After Gretchen Carlson filed a sexual harassment lawsuit against Fox CEO Roger Ailes, Fox News personalities have rushed to defend Ailes while disparaging Carlson’s character, dismissing her allegations, and accusing her of having ulterior motives. Their response mirrors the false tropes the network hosts push in their sexual assault coverage.

On July 6, former Fox News host Carlson filed a lawsuit against Fox CEO Roger Ailes, alleging that he fired her “after she rebuffed Mr. Ailes’ sexual advances and also tried to challenge what she felt was unequal treatment of her in the newsroom by some of her male colleagues.” Carlson also alleged that while she was a host of Fox & Friends, her co-host Steve Doocy “engaged in a pattern of severe and pervasive mistreatment” of Carlson. Carlson has been a witness to years of sexism from her male colleagues, plenty of it directed at her.

Several other women have come forward with complaints or contacted Carlson’s law firm to report similar experiences of mistreatment.

Numerous Fox figures have rallied to Ailes’ defense, falling back on the network’s long-held strategy of dismissing sexual harassment – and even sexual assault – allegations by blaming the victims, trying to discredit the allegations by disparaging the victims’ characters, and rushing to defend the character of the accused. Just as New York magazine’s Gabriel Sherman predicted, the “Fox News PR machine” is fighting the sexual harassment allegations by “try[ing] to discredit Carlson’s claims and any of the other women’s claims who come forward.”

Disparaging The Victim’s Character

After Carlson filed her lawsuit, her former Fox colleagues defended Ailes by immediately disparaging her character, dismissing her allegations, and suggesting she may have had ulterior motives.

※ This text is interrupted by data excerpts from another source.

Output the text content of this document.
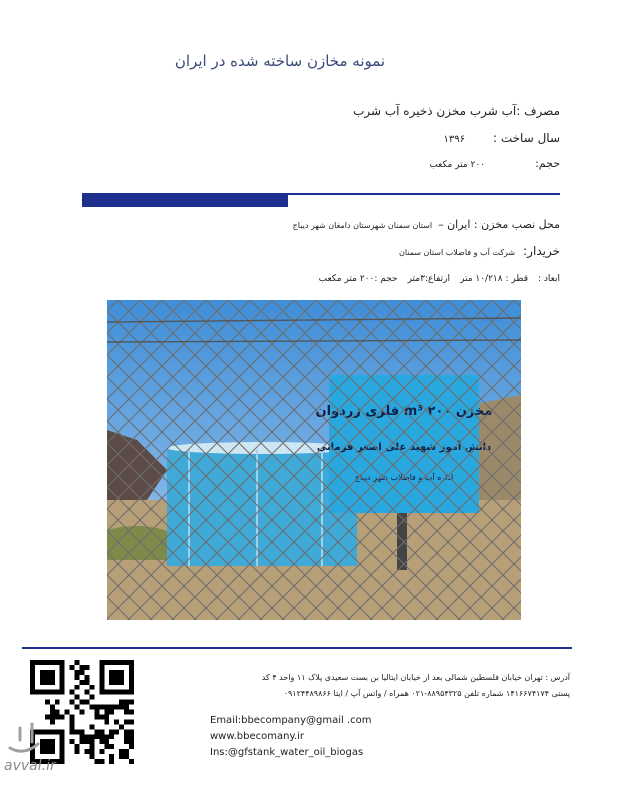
نمونه مخازن ساخته شده در ایران
مصرف :آب شرب مخزن ذخیره آب شرب
سال ساخت :۱۳۹۶
حجم:۲۰۰ متر مکعب
محل نصب مخزن : ایران –استان سمنان شهرستان دامغان شهر دیباج
خریدار:شرکت آب و فاضلاب استان سمنان
ابعاد :قطر : ۱۰/۲۱۸ مترارتفاع:۳مترحجم :۲۰۰ متر مکعب
آدرس : تهران خیابان فلسطین شمالی بعد از خیابان ایتالیا بن بست سعیدی پلاک ۱۱ واحد ۴ کد
پستی ۱۴۱۶۶۷۴۱۷۴ شماره تلفن ۸۸۹۵۴۳۲۵-۰۲۱ همراه / واتس آپ / ایتا ۰۹۱۲۴۴۸۹۸۶۶
Email:bbecompany@gmail .com
www.bbecomany.ir
Ins:@gfstank_water_oil_biogas
avval.ir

Greta Van Susteren suggested Carlson may have falsely accused Ailes of sexual harassment because she was “unhappy that her contract wasn’t renewed.”

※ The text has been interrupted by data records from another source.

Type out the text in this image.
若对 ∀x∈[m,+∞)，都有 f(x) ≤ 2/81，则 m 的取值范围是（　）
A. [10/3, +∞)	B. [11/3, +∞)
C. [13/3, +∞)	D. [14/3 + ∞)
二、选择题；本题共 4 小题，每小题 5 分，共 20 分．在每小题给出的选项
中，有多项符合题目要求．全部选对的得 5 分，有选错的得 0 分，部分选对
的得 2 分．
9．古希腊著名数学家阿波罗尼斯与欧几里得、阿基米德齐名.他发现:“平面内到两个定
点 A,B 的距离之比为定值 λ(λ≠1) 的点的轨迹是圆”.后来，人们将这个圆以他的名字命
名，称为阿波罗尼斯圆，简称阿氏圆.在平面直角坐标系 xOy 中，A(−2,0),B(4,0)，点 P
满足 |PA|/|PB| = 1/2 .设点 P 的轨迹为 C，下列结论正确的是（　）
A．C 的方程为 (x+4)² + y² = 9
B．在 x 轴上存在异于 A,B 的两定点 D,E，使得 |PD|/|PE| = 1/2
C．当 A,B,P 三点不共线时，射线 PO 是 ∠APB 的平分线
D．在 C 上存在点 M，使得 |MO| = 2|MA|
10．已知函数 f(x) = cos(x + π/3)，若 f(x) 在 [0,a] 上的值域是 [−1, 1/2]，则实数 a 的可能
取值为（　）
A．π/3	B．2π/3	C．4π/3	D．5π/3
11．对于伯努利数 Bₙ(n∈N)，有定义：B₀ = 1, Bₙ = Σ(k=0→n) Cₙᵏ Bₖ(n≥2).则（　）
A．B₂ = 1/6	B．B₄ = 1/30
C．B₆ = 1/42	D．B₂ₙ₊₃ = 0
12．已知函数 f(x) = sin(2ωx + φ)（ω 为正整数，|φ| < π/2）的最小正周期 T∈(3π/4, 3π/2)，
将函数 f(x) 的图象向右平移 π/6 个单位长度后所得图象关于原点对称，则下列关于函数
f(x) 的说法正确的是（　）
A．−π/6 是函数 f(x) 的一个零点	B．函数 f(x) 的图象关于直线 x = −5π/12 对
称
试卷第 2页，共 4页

In a flurry of tweets on July 12, Sean Hannity dismissed Carlson’s allegations, suggesting that if she had really been harassed, she would not have stayed, asked for more airtime, or written to Ailes:

Brit Hume asked Carlson why she didn’t just quit following the alleged harassment:

This behavior isn’t new for Fox figures. In the past, Andrea Tantaros has asked, “At what point do women need to take some responsibility” for sexual harassment. Hannity blamed a victim of sexual harassment for “staying in the car” with the accused offender after the alleged harassment. Greg Gutfeld claimed that victims allege sexual harassment “to safeguard future reputation-damaging things.”  

The network’s victim-blaming isn’t limited to sexual harassment. Hosts have blamed victims of sexual assault for “wearing a miniskirt,” characterized victims as “bad girls … who like to be naughty,” and altogether disputed the prevalence of sexual assault.

Defending The Character Of The Accused

Fox figures also responded to Carlson’s lawsuit by touting Ailes’ character.  

Jeanine Pirro called Carlson’s allegations “absurd” and called Ailes a “no-nonsense guy,” saying, “I just loved him.”

Kimberly Guilfoyle claimed that of the women she’s talked to at Fox, “Nobody believed” Carlson’s allegations, adding that Ailes “is a man who champions women.”

Bret Baier said that’s “not the Roger I know,” and added, “I can’t say enough good things about Roger.”

Neil Cavuto called Carlson’s allegations “sick” and said they “don’t remotely resemble the Roger that I know” because Ailes “is ALL professional.”

Ainsley Earhardt, Martha MacCallum, and Harris Faulkner have also vigorously defended Ailes, calling him a “father figure” and a “terrific boss.”

By focusing on defending the character of the accused, reporters treat the accused offender as the victim. And it’s not just Ailes. Fox has a history of treating accused offenders as victims, including by claiming  that the focus on campus sexual assault amounts to “a war happening on boys” and dubiously hyping the frequency of false accusations of sexual assault against men, even though  false accusations are rare.